Given Leclerc’s lack of leverage with four years until free agency, the contract is unsurprisingly not for a princely sum, and isn’t even in the same galaxy as the four-year, $42 million extension Craig Kimbrel signed with the Braves before the 2014 season. The extension buys out all of Leclerc’s arbitration years, possibly resulting in a six-year deal with the options. These types of arbitration year extensions may be rarer for relievers than you think; to my surprise, after a quick perusal of contracts, I only found seven pre-free agency relievers whose current contract involved a multi-year extension with option years: Brad Hand, Nate Jones, Chris Devenski, Sean Doolittle, Jeremy Jeffress, Tony Barnette, and Felipe Vazquez. While it’s certainly possible I missed a contract or two, showing this type of commitment to a reliever prior to free agency is not a run-of-the-mill occurrence.
[Adam Morris of has reminded me that Tony Barnette signed as as free agent from Japan – DS]
One thing notable about Leclerc is how quickly he went from being an interesting-but-very-wild pitcher to one of the elite relievers in baseball. The ZiPS projection for Leclerc going into 2018 was a 4.22 ERA, 107 ERA+ season with an abysmal 51 walks in 70 1/3 innings, and ZiPS was not an outlier here. Now, in a sense it’s impressive that a pitcher forecast for that many walks could still have a projection that placed them around league-average, but baseball history is full of hard-throwing young relievers who never get over their propensity to issue free passes. A 5.1 BB/9 in the minors isn’t generally conducive to a long major league career.
Leclerc didn’t become Bob Tewksbury in 2018, but he did get his control to a level where his other qualities made him an elite reliever. A fluky drop in BABIP might be largely pushed aside in the projections, but a significant walk rate improvement generally will not be. Of pitchers who had a 4.50 ERA or better projection for 2018, Leclerc had the largest improvement in his 2019 projection, with a 1.10 ERA. Only four pitchers in this category saw a projection improvement of at least a run: Leclerc, Jose Alvarado, Reyes Moronta, and Jace Fry. The money isn’t exorbitant in any case, but to offer this long a contract to a two-year player indicates how strongly the Rangers are behind him.
|Player||2019 Projected ERA||2018 Projected ERA||Difference|
I’m speculating — I cannot prove this — that Leclerc’s profile is such that his performance is more sensitive to improvements and declines in overall control than the average reliever of this type. Only 29% of Leclerc’s third strikes were from his fastball, which, while not at the Chapman/Hicks level, still averaged over 95 mph and can hit the upper-90s regularly. His bread-and-butter is a fascinating chimera pitch that’s sort of a splitter, sort of a slider, sort of a cutter, and a little bit a changeup. This pitch is unusual in the sense that pitch classification algorithms have trouble even identifying what it is, describing the pitch as all of these depending on the source. I personally refer to it as a chlidder, but cut-changeup is more popular. Merrit Rohlfing talked about Leclerc’s pitch in a piece last year that goes deeper on the subject; I recommend checking it out for more on this pitch, which has intrigued me for a few years. Whatever you call it, the different velocities and intended use — functioning as either a breaking or change-of-pace pitch and frequently both — demand Leclerc to have a minimum of command of it.

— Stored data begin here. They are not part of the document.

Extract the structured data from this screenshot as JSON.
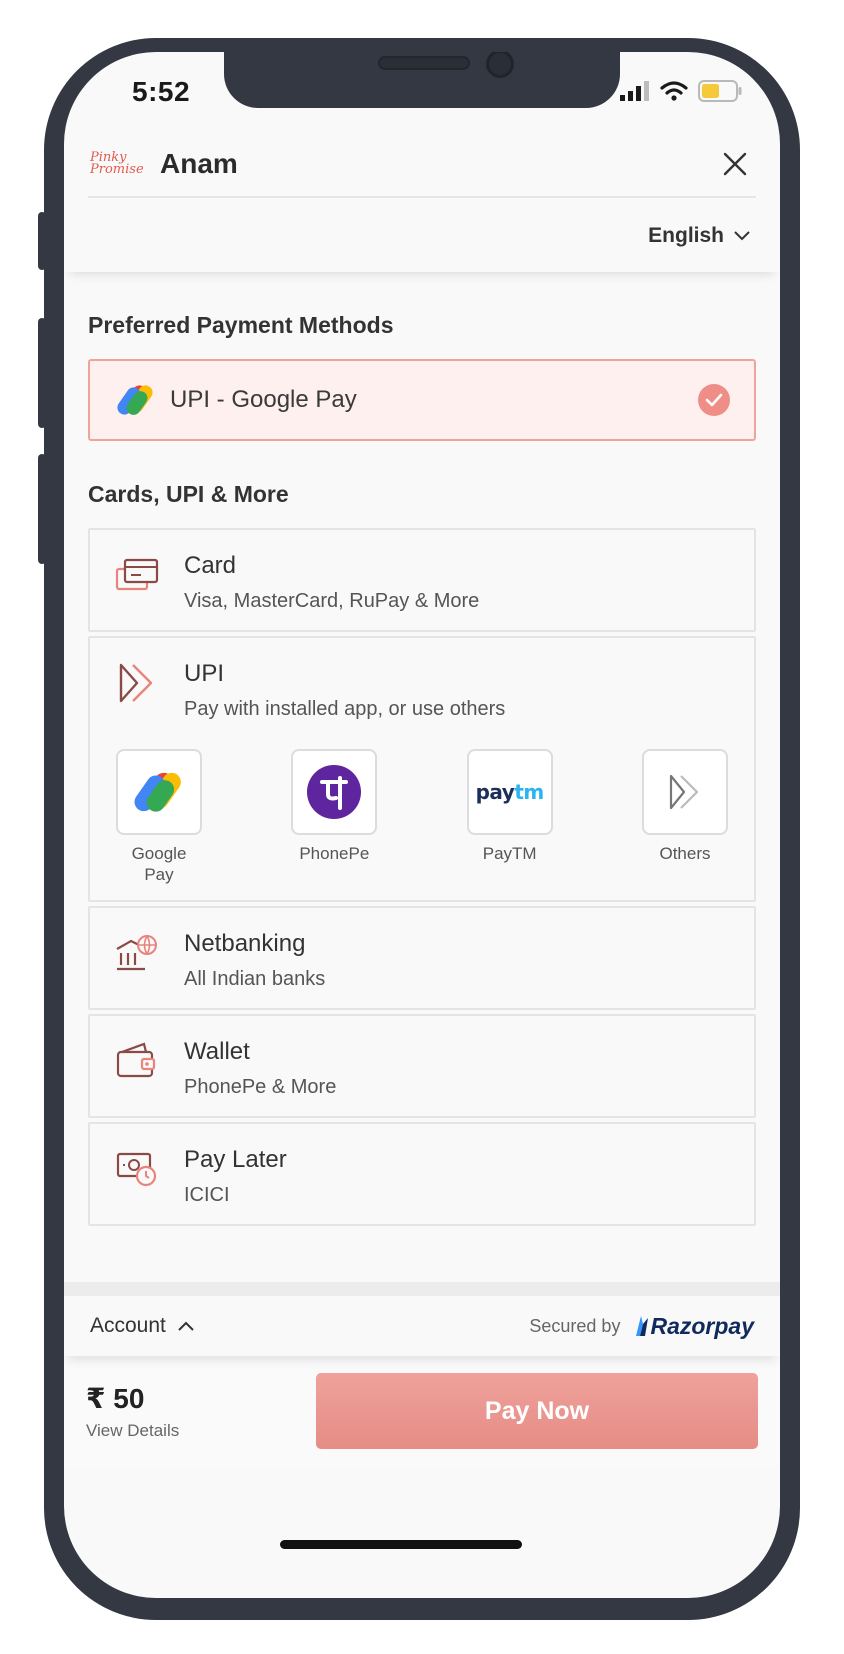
{
  "status_bar": {
    "time": "5:52"
  },
  "header": {
    "logo_line1": "Pinky",
    "logo_line2": "Promise",
    "merchant": "Anam"
  },
  "language": {
    "selected": "English"
  },
  "preferred": {
    "title": "Preferred Payment Methods",
    "item": "UPI - Google Pay"
  },
  "more": {
    "title": "Cards, UPI & More",
    "methods": [
      {
        "title": "Card",
        "subtitle": "Visa, MasterCard, RuPay & More"
      },
      {
        "title": "UPI",
        "subtitle": "Pay with installed app, or use others"
      },
      {
        "title": "Netbanking",
        "subtitle": "All Indian banks"
      },
      {
        "title": "Wallet",
        "subtitle": "PhonePe & More"
      },
      {
        "title": "Pay Later",
        "subtitle": "ICICI"
      }
    ],
    "upi_apps": [
      {
        "label": "Google Pay"
      },
      {
        "label": "PhonePe"
      },
      {
        "label": "PayTM",
        "logo_text": "paytm"
      },
      {
        "label": "Others"
      }
    ]
  },
  "footer": {
    "account": "Account",
    "secured_by": "Secured by",
    "brand": "Razorpay"
  },
  "pay": {
    "amount": "₹ 50",
    "view_details": "View Details",
    "button": "Pay Now"
  },
  "colors": {
    "accent": "#ee8e87",
    "brand_dark": "#102a5c",
    "frame": "#333842"
  }
}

Texas probably won’t be a good team in 2019, but they’re not as far away as some may think. The intention of the team was to undergo a kind of “skinny” rebuild during which they largely retained their core assets. Jurickson Profar is an exception, but he also was most valuable at positions where the Rangers already have players locked up long-term in Elvis Andrus and Rougned Odor, both of whom have guaranteed contracts through the 2022 season with 2023 options. If some of the high-upside, low minors prospects pay off, I expect the Rangers to invest very aggressively in free agency; this is not a poor team.
The Rangers have been perfectly willing in the past to rotate closers depending on who they have on hand, and in the era of the modern closer (roughly from the late 70s, with the way Herman Franks used Bruce Sutter), Texas has only had one reliever (John Wetteland) lead the team in saves for at least three consecutive seasons. The team hasn’t even had the same save leader twice in a row since Joe Nathan in 2012-2013, and none of the more recent closers led the team in non-consecutive seasons in Grover Cleveland-esque fashion. That Texas plants their flag on Mt. Leclerc says a lot about who the team expects to finish off games when the Rangers become playoff-relevant again.
Dan Szymborski is a senior writer for FanGraphs and the developer of the ZiPS projection system. He was a writer for ESPN.com from 2010-2018, a regular guest on a number of radio shows and podcasts, and a voting BBWAA member. He also maintains a terrible Twitter account at @DSzymborski.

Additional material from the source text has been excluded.